With airports at Stansted and Hong Kong already under his belt, he should know better than anyone. “The airport will be the gateway to the city,” says Foster. “It's advanced not only technologically, but also in terms of passenger experience, operational efficiency and sustainability. It will be welcoming and uplifting, a symbol of place, its soaring aerodynamic roof and dragon-like form will celebrate the thrill and poetry of flight and evoke traditional Chinese colours and symbols.”

In short, the airport is not simply about shifting large numbers of people in and out of the city. Just as important will be its part in the conspicuous assertion of a new kind of China and its modernity. It is one of a dozen huge projects Beijing is building at furious speed to transform the city in time for the Olympic games of 2008.

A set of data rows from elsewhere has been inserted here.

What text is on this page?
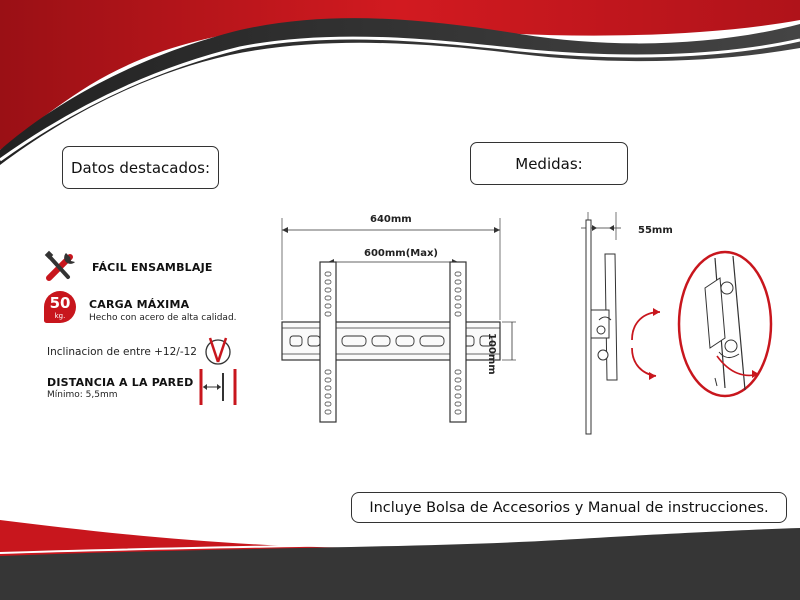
Datos destacados:	Medidas:
FÁCIL ENSAMBLAJE
50
kg.
CARGA MÁXIMA
Hecho con acero de alta calidad.
Inclinacion de entre +12/-12
DISTANCIA A LA PARED
Mínimo: 5,5mm
640mm
600mm(Max)
100mm
55mm
Incluye Bolsa de Accesorios y Manual de instrucciones.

For China, the Olympics are being used as the chance to make a defiant and unmistakable statement that the country has taken its place in the modern world.
The site works in three shifts, seven days a week. Nothing stops the cranes, the concrete mixers, the welders and the scaffolders. Not even the discovery of fossilised dinosaur bones that turned up in the mud ahead of the bulldozers one day, or a carved ancient stone, saved from the mechanical diggers and re-erected next to a cluster of huts.

The site is still working on the May Day holiday, when the rest of China shuts down for a week. The workers here stop only for the Chinese New Year, when it gets too cold for concrete to set properly. The site comes to a standstill and the armies return to their villages until the thaw comes. During the day they brave the dust storms and the summer heat. At night they work under arc lights. They sleep in ramshackle clusters of huts and green army tents in a series of shanty towns scattered around the site.